The bill requires providers to be outfitted with a minimum level of neonatal equipment and to perform life-saving measures on a fetus delivered alive. At least one person trained in neonatology must be present during all terminations performed at 20 weeks’ gestation and beyond.

“Increasing the capability of clinics to include intensive care, that would likely require an incredible burden on clinics and would likely force their closure—an issue addressed in the recent Whole Woman’s Health v. Hellerstedt case,” Dr. David A. Klein, an OB-GYN at the University of California, San Francisco, told Rewire in a phone interview.

The bill encompasses preterm deliveries, which is why Dr. Julie Kwatra, legislative chair of the Arizona chapter of the American Congress of Obstetricians and Gynecologists, said it has drawn the opposition of the American Medical Association and other medical groups.

“In Arizona, the vast majority of terminations are provided before 20 weeks, and the ones after 20 weeks are performed overwhelmingly in cases of fetal anomalies,” Kwatra told Rewire by phone. “To force a neonatologist to resuscitate a baby that has a zero chance of survival … this law is going to force doctors to practice against the standard of care,” which is to provide comfort care.

“What [the bill] really does is put doctors at terrible liability for doing their job,” Kwatra said. “We are doing all these invasive procedures and depriving the parents of time to grieve—for nothing.”

Dr. Peter Stevenson, an Arizonan neonatologist, told state senators in a letter, “It is standard of care in the state of Arizona as well as the entire United States to provide comfort measures only for fetuses delivered at prior to 22 weeks gestation.”

He said fetuses born at 20 or 21 weeks have no chance of survival. Those born at 22 weeks have a 7 to 11 percent chance of survival, and those at 23 weeks have a 20 to 40 percent chance to survive.

Critics of the measure argued it leaves parents with no way to grieve the loss of a pregnancy by perhaps holding the preterm infant.

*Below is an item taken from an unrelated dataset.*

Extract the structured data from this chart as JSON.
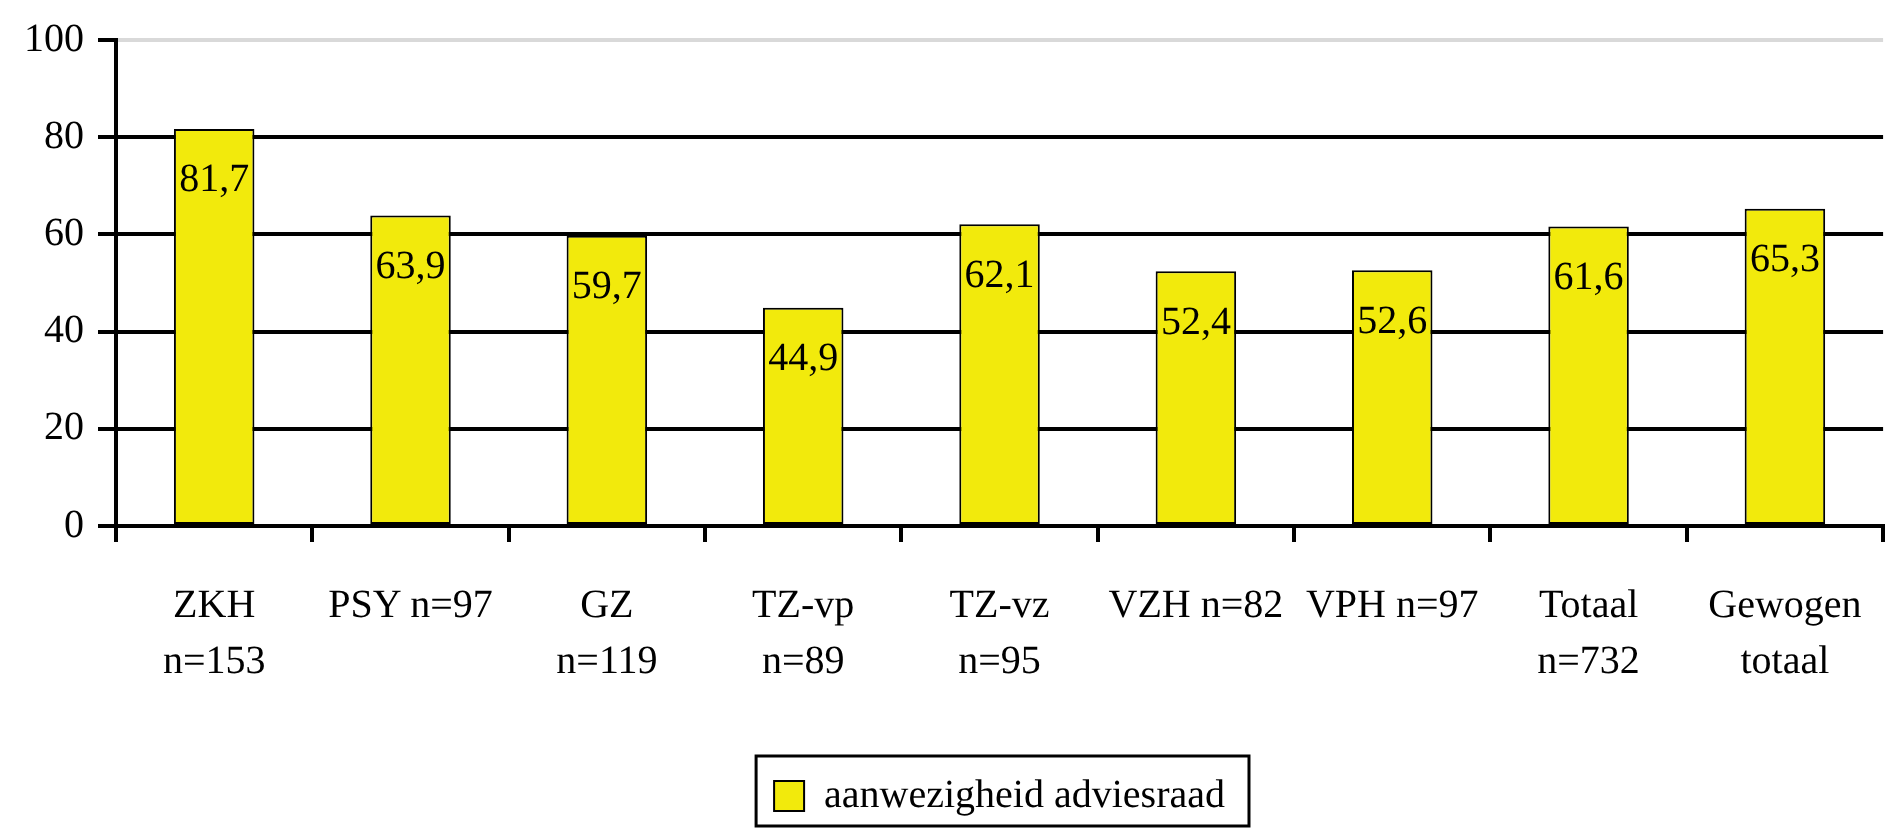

“This is a really hard bill to talk about,” said Senate Minority Leader Katie Hobbs (D-Phoenix), who spoke of her own miscarriage, according to the Arizona Republic. “Let the mother hold the baby and grieve. When you know the infant will not survive, it is cruel and against medical ethics to administer that kind of resuscitative care that can actually harm the infant.”

The measure, authored by Sen. Steve Smith (R-Maricopa), a talent agency director, hews closely to copycat legislation created by the anti-choice group Americans United for Life. Both the copycat legislation and the Arizona measure require doctors to check for “evidence of life,” defined as evidence of breathing, heartbeat, umbilical cord pulsation, or definite movement of voluntary muscles.

The Arizona bill gives parents and maternal grandparents legal standing to sue providers.

At least three Arizona clinics offer terminations at and beyond 20 weeks gestation.

Smith told Rewire earlier this month that state and federal laws requiring doctors to extend life-saving care are inadequate.

“All we’re saying is if this is happening, we want to make sure that the baby is taken care of,” Smith said. “We want the Department of Health Services to adopt some basic operating procedures for the minimum standards of care that these places will have to follow.”

Cases of abortion care producing a live birth are exceedingly rare. The U.S. Centers for Disease Control and Prevention estimated that “induced terminations” had likely resulted in 143 infant deaths nationally between 2003 and 2014.

Smith’s bill cites two news accounts of abortions that resulted in a live birth but do not appear to involve criminal wrongdoing. In one case, authorities transported a fetus, with no fetal heart tones, to a local hospital, where it was pronounced dead, as Rewire reported.

Cathi Herrod, who heads the anti-choice group Center for Arizona Policy, maintained the legislation was written to apply to all births.

She told the Arizona Republic, “The baby might live. Neither doctors nor parents can play God.”